March 01, 2011

Maya artifacts in The Mentalist

Last week's episode of The Mentalist, titled Red Queen (airdate: 2/24/11), had a Native-themed subplot. Here's the story:

The Mentalist--Recap & Review--Red Queen

By LizAt the Northern California Museum of Archaeology and Anthropology, Manuel Montero is dead from multiple stab wounds and a Mayan pendant worth $200,000 is missing. Jane observes a rib on a dinosaur skeleton has been broken off, either for cloning or breaking thick glass.

Rigsby speaks with a heavily accented man from the museum, who speaks glowingly about Montero as an honest antiquities dealer. He traveled a lot to South America, and had a key and security codes to the museum in order to show private buyers artifacts. Examining the body, Montero is wearing a calculator watch which reads ’6078′—or, upside down, it reads ‘blog.’

Grace found Montero’s blog, “I Dig Dead People” (get it, ’cause he’s an archaeologist?) and finds that he blogged about the pendant three weeks ago which came back with him on his most recent trip. An anonymous e-mailer had contacted him to set up a viewing. More bad news follows when there are multiple partial prints on the triceratops rib, and while more intriguing than bad, the news that Montero’s business had flourished while other antiquities dealers were shutting down or losing money is certainly of note.

Rigsby and Cho have been sent to check out Montero’s warehouse. While Rigsby is more excited about the taco truck just off the highway at first, that changes quickly as they check out the back and people are working there, loading things into a truck. A good old fashioned shoot out ensues, but they get one of the guys and find out that guns are their cargo, not precious antiques.

The man they have in custody, Salvador, reveals Montero was trafficking guns for cartels, gangs, private armies, in exchange black market antiquities. Lisbon and Jane are listening in, but he’s not fooled and knows they are being led to believe one way. He slides in to the interrogation and about the location of the body, asks if someone who was in trouble with a cartel would be found stabbed in a public museum. Salvador answers of course not, it’s too high risk.
Comment:  The story goes in another direction after the police rule out arms smuggling as the motive for Montero's murder. So we're dealing with half an episode.

A few minor problems with the museum scenario:

  • The Northern California Museum of Archaeology and Anthropology is fictitious. In reality, the location is the Museum of Natural History here in Los Angeles, a few miles from my home.

    I presume the show called it a museum of archaeology and anthropology to explain the presence of Mesoamerican artifacts. That doesn't work because we see tyrannosaurus and triceratops skeletons and a hall of animals with stuffed African elephants at the end. Archaeology and anthropology aren't the same as paleontology and zoology.
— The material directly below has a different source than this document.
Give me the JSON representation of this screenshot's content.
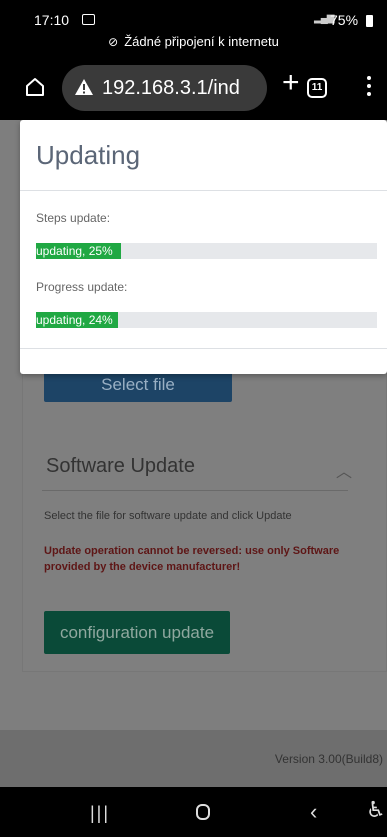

    The LA museum does have a hall of Mesoamerican artifacts, for which I've criticized it. As many have noted, museums shouldn't lump indigenous people with lions and tigers and bears as part of the natural world. For more on the subject, see "Native American Dioramas in Transition" and Indians in Natural History Museums.

    So the show tries to correct the problem by renaming the museum, then undoes the effort by displaying dead animal bodies. Nice try, but no cigar.
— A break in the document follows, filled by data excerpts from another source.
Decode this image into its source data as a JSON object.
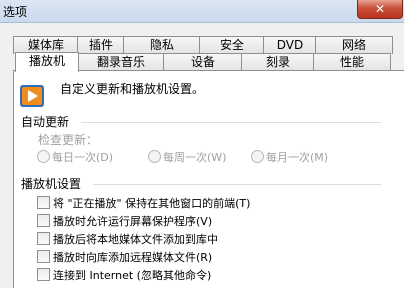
{
  "window": {
    "title": "选项",
    "close_glyph": "✕"
  },
  "tabs_row1": [
    "媒体库",
    "插件",
    "隐私",
    "安全",
    "DVD",
    "网络"
  ],
  "tabs_row2": [
    "播放机",
    "翻录音乐",
    "设备",
    "刻录",
    "性能"
  ],
  "active_tab": "播放机",
  "description": "自定义更新和播放机设置。",
  "auto_update": {
    "group_title": "自动更新",
    "check_label": "检查更新：",
    "options": [
      "每日一次(D)",
      "每周一次(W)",
      "每月一次(M)"
    ]
  },
  "player_settings": {
    "group_title": "播放机设置",
    "checkboxes": [
      "将 \"正在播放\" 保持在其他窗口的前端(T)",
      "播放时允许运行屏幕保护程序(V)",
      "播放后将本地媒体文件添加到库中",
      "播放时向库添加远程媒体文件(R)",
      "连接到 Internet (忽略其他命令)"
    ]
  },
  "colors": {
    "accent_orange": "#f08c1e",
    "titlebar": "#c9d9ec",
    "close_red": "#c9503a"
  }
}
  • I guess a part-time professor could work in a museum rather than a university. I doubt he'd also be an antiquities dealer. My impression is that the Indiana Jones day of museum officials wheeling and dealing for artifacts is long over. There are too many laws and too much potential for conflict of interest.

    These days, I think most museums acquire artifacts from other museums, private collectors, or estates. They don't dig them up themselves and steal take them from their home countries.

  • The gold pendant is a winged figure about six inches wide. I don't think such a pendant exists. If it did, I bet it would be worth more than $200,000. And it certainly would have more protection than an unguarded glass case at night.

  • The show's best point was claiming that the antiquities market has dried up because of repatriation laws. I don't know if that's true; returning old artifacts and acquiring new ones aren't necessarily connected. Yale has agreed to return its Machu Picchu artifacts to Peru, but I doubt Yale is actively seeking items from Inca ruins.

    Anyway, no one on the show explained what repatriation meant. It was just good to hear it on network TV in a somewhat correct context.

  • All in all, Red Queen was another average attempt to portray Native issues. It didn't include any Indians on-screen. But at least The Mentalist is trying. Last spring it gave us the Aingavite Baa story featuring Indians.

    For a similar TV episode, see Maya Mummy in Castle.

    1 comment:

    Jaine said...

    There's a made for tv movie in New Zealand called "The Man who lost his head" about the repatriation of a Maori artifact from a British museum - it was written by an English guy and aside from painting the township New Zealand as rather 'quaint' and eccentric (which we probably are) it deals with the issue quite well (and humourously). The film is fairly predictable and some of the characters are stereotyped (none more than Martin Clune as the stiff upperlip Englishman) but as a light hearted film that deals with a serious issue it is enjoyable.